| Search View | Mirabeau, Honoré Gabriel Riqueti, Comte de | Article View |
| I. | Introduction |
Mirabeau, Honoré Gabriel Riqueti, Comte de (1749-1791), French politician, a member of the National Constituent Assembly during the French Revolution, a charismatic orator who attempted to reconcile the principles of the Revolution with a constitutional monarchy.
| II. | A Scandalous Youth |
Born at the château of Bignon (in Loiret, central France), Honoré Gabriel Riqueti, the future Comte de Mirabeau, was the eldest son of a noble family from Provence. His father was an economist who became associated with the school of economic reformers known as the Physiocrats. As a young man his scandalous misadventures attracted attention—he ran up debts, fought duels, and had numerous love affairs (despite his unprepossessing physical appearance, caused by the effects of smallpox). He was imprisoned twice under lettres de cachet (written orders allowing him to be held without trial), and was compelled by his father to join the army in 1767. In 1771 he married a Provençal heiress, Émilie de Marignane.
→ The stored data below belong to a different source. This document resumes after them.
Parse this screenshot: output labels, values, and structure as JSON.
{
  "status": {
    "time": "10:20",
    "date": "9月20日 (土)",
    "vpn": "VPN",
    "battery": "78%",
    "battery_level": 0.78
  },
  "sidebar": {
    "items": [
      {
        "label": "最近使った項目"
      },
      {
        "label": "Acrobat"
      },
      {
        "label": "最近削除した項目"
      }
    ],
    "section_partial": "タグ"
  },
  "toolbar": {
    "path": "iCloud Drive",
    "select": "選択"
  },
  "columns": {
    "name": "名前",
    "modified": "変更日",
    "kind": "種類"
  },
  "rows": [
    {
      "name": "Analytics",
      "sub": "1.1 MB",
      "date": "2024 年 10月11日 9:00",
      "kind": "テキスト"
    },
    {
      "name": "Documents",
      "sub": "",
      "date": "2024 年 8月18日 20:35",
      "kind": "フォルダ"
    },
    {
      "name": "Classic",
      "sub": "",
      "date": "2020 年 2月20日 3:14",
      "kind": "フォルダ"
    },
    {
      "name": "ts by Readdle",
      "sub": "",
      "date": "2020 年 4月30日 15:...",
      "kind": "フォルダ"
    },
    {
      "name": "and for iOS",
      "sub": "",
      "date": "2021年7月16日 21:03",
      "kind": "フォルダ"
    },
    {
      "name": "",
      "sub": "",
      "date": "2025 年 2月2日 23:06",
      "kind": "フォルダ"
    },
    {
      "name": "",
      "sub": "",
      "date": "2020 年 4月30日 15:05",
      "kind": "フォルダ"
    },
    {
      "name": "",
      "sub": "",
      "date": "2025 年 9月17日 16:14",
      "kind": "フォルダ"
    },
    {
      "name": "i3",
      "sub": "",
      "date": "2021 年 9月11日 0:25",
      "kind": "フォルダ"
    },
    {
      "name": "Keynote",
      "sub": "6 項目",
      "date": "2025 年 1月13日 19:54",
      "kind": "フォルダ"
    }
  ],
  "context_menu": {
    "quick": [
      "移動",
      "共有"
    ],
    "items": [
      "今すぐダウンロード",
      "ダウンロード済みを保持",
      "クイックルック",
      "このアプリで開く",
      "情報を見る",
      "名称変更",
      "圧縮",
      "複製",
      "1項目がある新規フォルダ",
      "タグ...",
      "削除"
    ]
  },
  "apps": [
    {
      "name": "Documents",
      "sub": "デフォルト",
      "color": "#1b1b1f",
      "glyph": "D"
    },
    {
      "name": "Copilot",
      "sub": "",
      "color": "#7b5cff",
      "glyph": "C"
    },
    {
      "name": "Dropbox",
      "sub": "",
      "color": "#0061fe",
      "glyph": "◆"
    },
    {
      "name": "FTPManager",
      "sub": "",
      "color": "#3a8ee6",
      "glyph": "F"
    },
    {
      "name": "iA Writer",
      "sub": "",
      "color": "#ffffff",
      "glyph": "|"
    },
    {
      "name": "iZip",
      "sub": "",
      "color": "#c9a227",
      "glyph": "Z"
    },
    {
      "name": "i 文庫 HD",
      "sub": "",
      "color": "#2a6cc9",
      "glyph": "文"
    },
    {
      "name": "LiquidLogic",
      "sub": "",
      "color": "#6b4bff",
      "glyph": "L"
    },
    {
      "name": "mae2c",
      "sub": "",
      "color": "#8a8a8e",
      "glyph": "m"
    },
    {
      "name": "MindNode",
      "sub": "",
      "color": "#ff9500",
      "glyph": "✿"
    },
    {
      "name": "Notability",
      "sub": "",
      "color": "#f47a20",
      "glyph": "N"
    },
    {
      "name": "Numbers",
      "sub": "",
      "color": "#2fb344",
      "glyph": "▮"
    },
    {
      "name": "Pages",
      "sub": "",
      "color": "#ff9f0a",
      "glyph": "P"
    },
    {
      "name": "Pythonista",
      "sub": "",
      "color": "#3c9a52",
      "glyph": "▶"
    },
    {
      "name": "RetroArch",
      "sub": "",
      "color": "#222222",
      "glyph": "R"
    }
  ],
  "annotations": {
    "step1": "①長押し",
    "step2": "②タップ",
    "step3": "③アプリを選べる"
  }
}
Following an affair with the wife of the Marquis de Monnier, and their flight to the Low Countries, Mirabeau was condemned to death for seduction and abduction, and imprisoned in the Château de Vincennes between 1777 and 1780. During his detention he wrote several works, most famously an essay, Des Lettres de Cachet et des Prisons d'État (1780; On Lettres de Cachet and State Prisons). At the end of 1786 he was appointed to a diplomatic mission to the court of the king of Prussia, Frederick the Great, in Berlin. His account of the mission, Histoire Secrète de la Cour de Berlin (1789; Secret History of the Court of Berlin) created another scandal.
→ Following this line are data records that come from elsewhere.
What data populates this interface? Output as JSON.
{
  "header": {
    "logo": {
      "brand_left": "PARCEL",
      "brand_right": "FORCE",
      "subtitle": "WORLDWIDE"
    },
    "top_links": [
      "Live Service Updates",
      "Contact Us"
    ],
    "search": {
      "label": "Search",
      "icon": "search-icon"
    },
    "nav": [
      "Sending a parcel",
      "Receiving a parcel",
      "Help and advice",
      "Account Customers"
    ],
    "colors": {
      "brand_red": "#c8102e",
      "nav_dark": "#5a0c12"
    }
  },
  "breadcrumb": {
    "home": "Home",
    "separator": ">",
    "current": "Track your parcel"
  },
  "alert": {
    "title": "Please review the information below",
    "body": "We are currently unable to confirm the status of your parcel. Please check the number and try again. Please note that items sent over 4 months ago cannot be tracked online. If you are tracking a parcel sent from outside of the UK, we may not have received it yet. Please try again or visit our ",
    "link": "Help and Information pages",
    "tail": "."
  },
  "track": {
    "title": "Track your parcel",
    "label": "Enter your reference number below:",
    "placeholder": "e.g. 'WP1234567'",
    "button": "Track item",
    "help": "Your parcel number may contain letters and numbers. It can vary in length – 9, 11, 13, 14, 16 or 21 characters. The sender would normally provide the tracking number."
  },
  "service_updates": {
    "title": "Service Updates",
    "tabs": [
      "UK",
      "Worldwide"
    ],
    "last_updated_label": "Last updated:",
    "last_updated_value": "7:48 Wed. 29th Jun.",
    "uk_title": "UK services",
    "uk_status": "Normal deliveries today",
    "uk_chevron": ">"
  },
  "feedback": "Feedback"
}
| III. | At the Estates-General |
Mirabeau was elected to the Estates-General, representing Aix-en-Provence, in 1789. Even though this was the very year in which he inherited his title, he chose to sit with the Third Estate (representing the commoners) rather than with the nobility. He soon emerged as a leading spokesman for the Third Estate, publishing Appel à la Nation Provençale (Appeal to the Provençal Nation) and Lettres du Comte de Mirabeau à ses Commettants (Letters from the Comte de Mirabeau to his Constituents). On June 17, 1789, he cooperated with Emmanuel Sieyès in transforming the Third Estate into a national assembly. Mirabeau boosted his popularity when he helped rally the new assembly in its refusal to disperse on June 23, famously challenging a royal messenger with the words “if you have orders to remove us from this hall, you must also get authority to use force, for we shall yield to nothing but to bayonets”. A skilled speaker, Mirabeau also defended the freedom of the press with his newspaper Courrier de Provence, assisting with drawing up the Declaration of the Rights of Man and the Citizen (on August 26), supported the abolition of the privileges of the clergy, and joined the Jacobin Club at the end of 1789.
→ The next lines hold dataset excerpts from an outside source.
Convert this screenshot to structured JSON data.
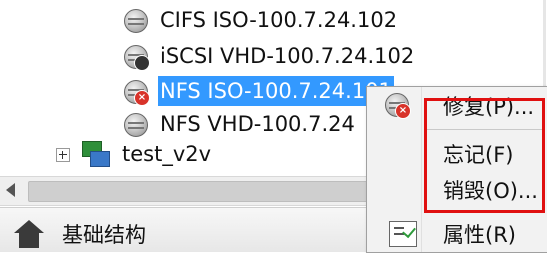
{
  "tree": {
    "items": [
      {
        "label": "CIFS ISO-100.7.24.102",
        "icon": "storage-icon",
        "badge": "none",
        "selected": false
      },
      {
        "label": "iSCSI VHD-100.7.24.102",
        "icon": "storage-icon",
        "badge": "dark",
        "selected": false
      },
      {
        "label": "NFS ISO-100.7.24.101",
        "icon": "storage-icon",
        "badge": "error",
        "selected": true
      },
      {
        "label": "NFS VHD-100.7.24",
        "icon": "storage-icon",
        "badge": "none",
        "selected": false
      }
    ],
    "group": {
      "label": "test_v2v",
      "icon": "vm-group-icon"
    }
  },
  "nav": {
    "label": "基础结构"
  },
  "context_menu": {
    "items": [
      {
        "label": "修复(P)...",
        "icon": "storage-error-icon"
      },
      {
        "label": "忘记(F)"
      },
      {
        "label": "销毁(O)..."
      },
      {
        "label": "属性(R)",
        "icon": "properties-icon"
      }
    ]
  },
  "colors": {
    "selection": "#3399ff",
    "highlight_border": "#e01010"
  }
}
| IV. | Between the King and the People |
However, alarmed by the growing power of the people as the Revolution gathered pace, Mirabeau began to take a more moderate position. While an opponent of absolutism he remained a supporter of Louis XVI, and argued for a constitutional monarchy. He tried to square these ideas with revolutionary principles, defending the king’s right of veto on legislation against the tide of opinion in the National Constituent Assembly. He envisioned himself taking charge of a ministry and easing relations between the king and the Assembly, though this plan was stymied when the Assembly decreed that one of its members could not simultaneously serve as a minister.
In July 1790, Mirabeau held the first of a series of secret meetings with Louis, from whom he received payment as a secret advisor. However, his advice to the king on how he could hold onto the throne and limit the Revolution was not heeded. In spite of this hidden role, and some opposition from other members, Mirabeau was elected president of the Constituent Assembly on January 30, 1791. He died in April of the same year, and he was laid to rest in the Panthéon in Paris as a hero of the Revolution. However, on the discovery of his secret correspondence with the king his remains were removed.